Our observation raises the question of whether valbenazine may have differential effects on motor versus vocal tics. Although current trials and meta-analyses typically report only aggregate YGTSS data [14], reporting motor and vocal sub-scores separately could help clarify potential subtype-specific responses. Another analogous approach may be to conduct trials comprising participant arms with TS, CMVTD experiencing vocal tics only, and CMVTD experiencing motor tics only, with the respective data reported for each cohort. This may then clarify whether differential treatment responses exist.

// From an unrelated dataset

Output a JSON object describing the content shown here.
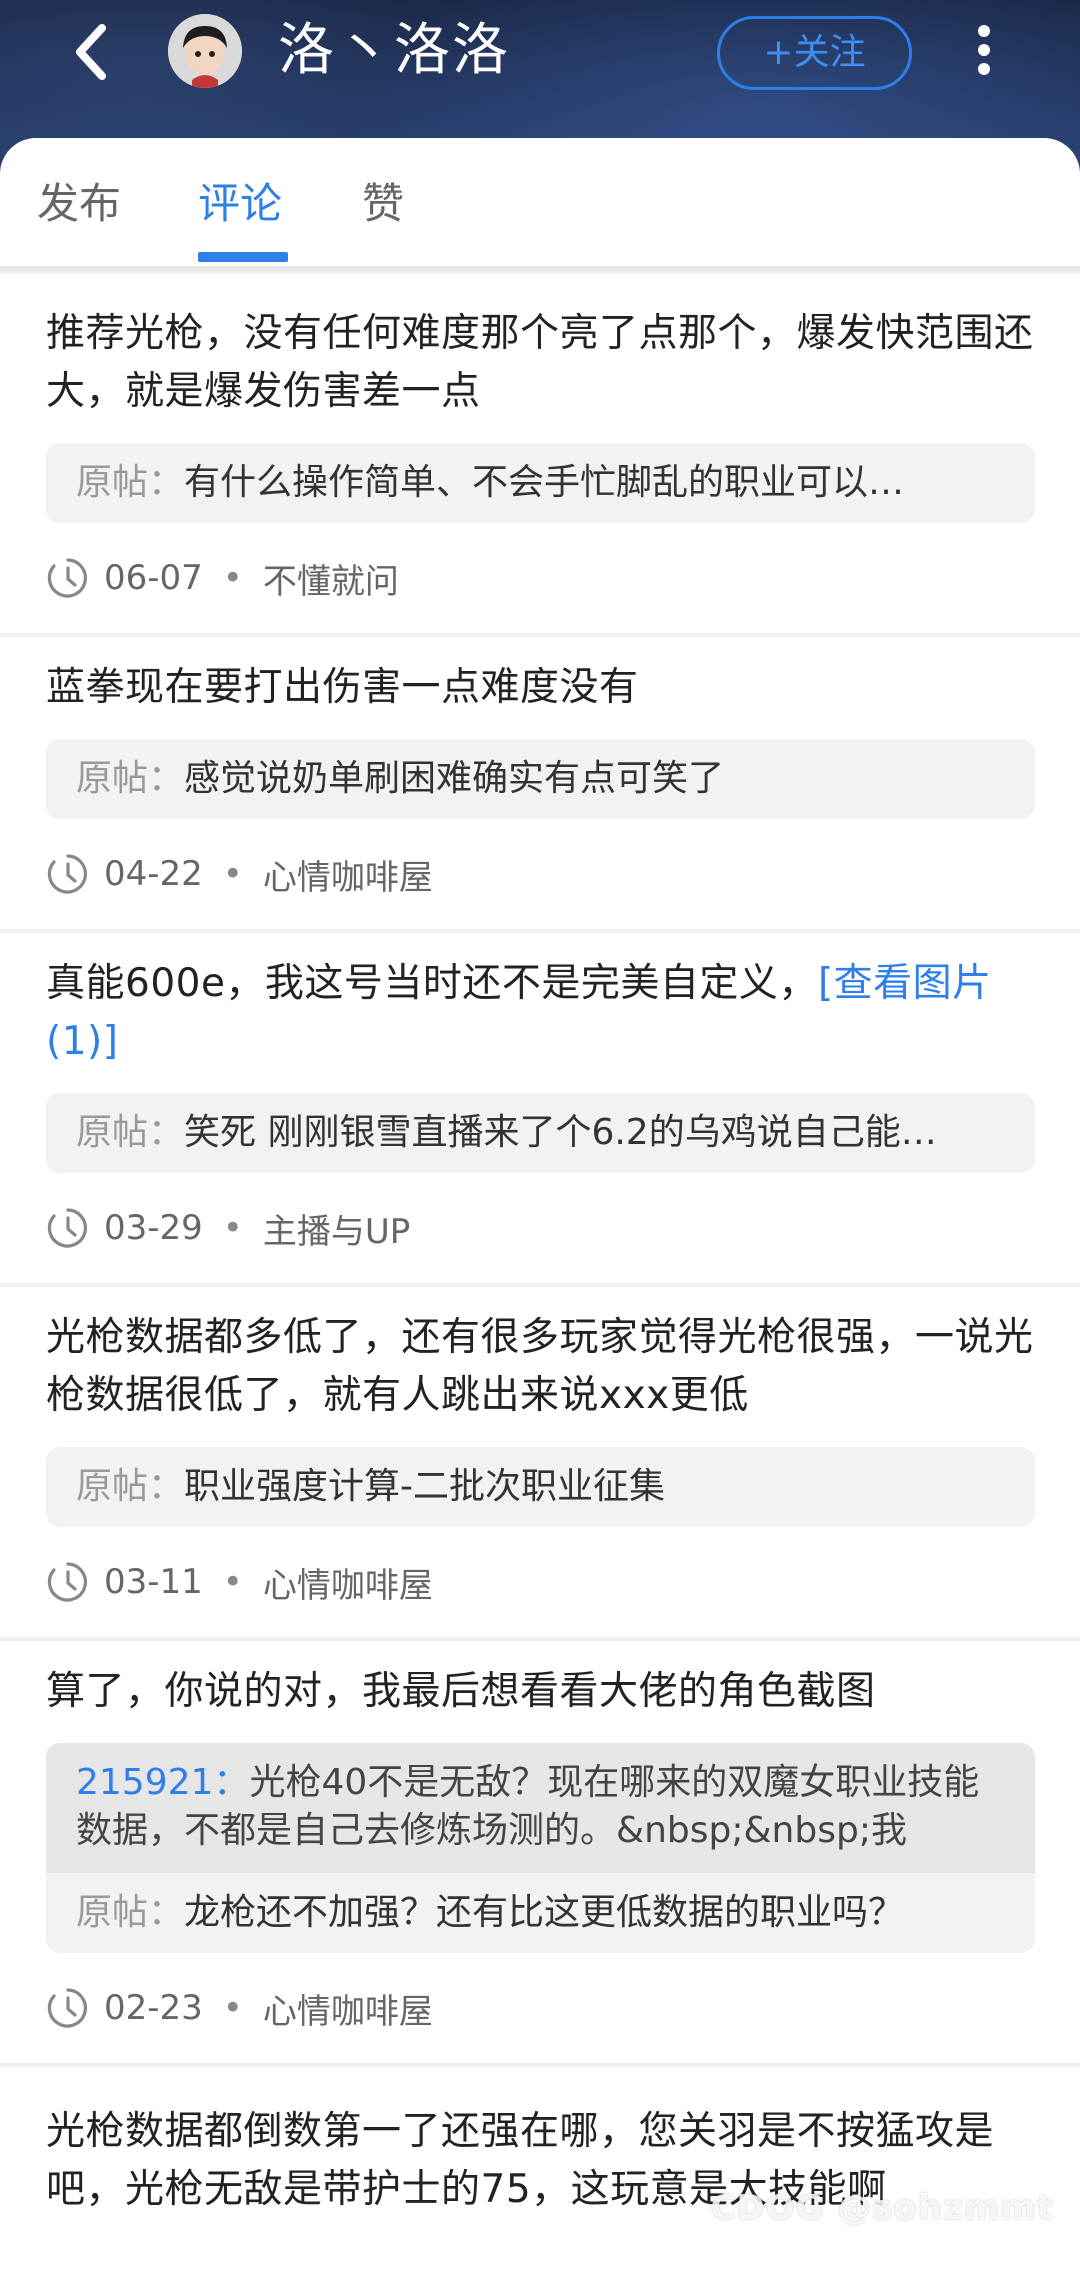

Another subject of relevance to this review is the distinction between valbenazine and its alternatives. At present, there are no FDA-approved VMAT2 inhibitors for tic disorders and only tetrabenazine has been endorsed by the AACAP for this purpose. Tetrabenazine displays a shorter half-life (3-8 hours vs. 18-22 hours) for the active metabolite and displays heterogeneity in its metabolism [17,18]. AACAP, in its practice parameters, references the agent only briefly, advising clinicians of the significant potential for ‘sedation, weight gain, depression’ as well as recommending ‘CYP2D6 pharmacogenomic testing’, recommendations not shared by the FDA for valbenazine [3]. It can also be noted that AACAP has not introduced updated practice parameters since December 2013, four years prior to valbenazine’s initial FDA approval. These differences suggest that valbenazine may represent a practical alternative in cases where tetrabenazine is not tolerated or feasible, though controlled studies are needed to establish comparative efficacy. As this is a single case, the findings should be interpreted cautiously, and replication in further studies will be necessary.
Conclusions
This case demonstrated the robust and well-tolerated response to valbenazine in an individual with CMVTF who had failed multiple prior therapies. Though encouraging, the findings are limited by the single-case design. Larger studies are needed to establish the safety and efficacy of valbenazine in tic disorders, including potential differences in response between motor and vocal tics as well as the potential role of VMAT2 inhibition.